- Ripple Labs has received a $125 million fine in its securities case against the SEC
- Judge Analisa Torres has ruled that Ripple’s 1,278 institutional sales have violated securities regulations
- The fine has been significantly lower than the SEC’s $1.9 billion demand, which may be appealed
Ripple Labs has been handed a $125 million fine in its long-running securities case against the US Securities and Exchange Commission, representing a win for the company. District Judge Analisa Torres, of the Southern District of New York, levied the penalty following a finding that Ripple’s 1,278 institutional sale transactions violated securities regulations. The fine is substantially lower than the SEC’s demand of $1.9 billion, which the SEC may appeal.
Judge Torres Rejects SEC $2 Billion Demand
The SEC sued Ripple in December 2020, arguing that sales of its XRP tokens constituted an unregistered sale of securities. Ripple fought the case and won a famous victory last July when Judge Torres ruled that “XRP, as a digital token, is not in and of itself a “contract, transaction[,] or scheme” that embodies the Howey requirements of an investment contract.”
Judge Torres also ruled that institutional sales of XRP tokens were found to constitute a securities contract, leading to the SEC demanding a $2 billion settlement in March. Ripple CEO Brad Garlinghouse told Bloomberg last month that he expected a resolution “very soon,” a prediction that has come true, and in a positive manner for the company.

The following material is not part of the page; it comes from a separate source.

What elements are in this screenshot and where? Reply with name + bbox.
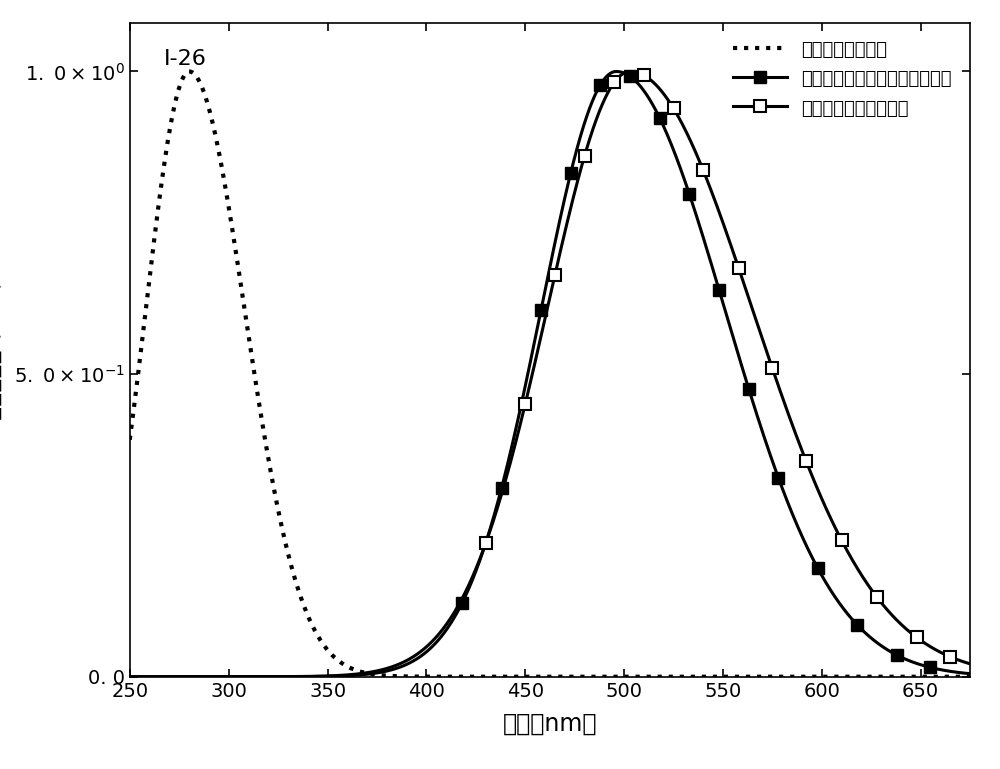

Reasonable Chance of “Future Violations”
While she refrained from declaring that Ripple has committed any infractions following the SEC’s lawsuit, Judge Torres’ comments suggest a potential risk associated with Ripple’s “on demand liquidity” services, finding that “Ripple’s willingness to push the boundaries of the Order evinces a likelihood that it will eventually (if it has not already) cross the line.” She also noted, “On balance, the Court finds that there is a reasonable probability of future violations, meriting the issuance of an injunction.”
The injunction mandates that Ripple must file a registration statement if it plans to sell any securities in the future.
While Ripple can tick this element of the case off the list, it still has potentially bigger fish to fry: the SEC’s appeal of Judge Torres’ ruling is making its way through the system, which, if overturned, would result in a far bigger penalty.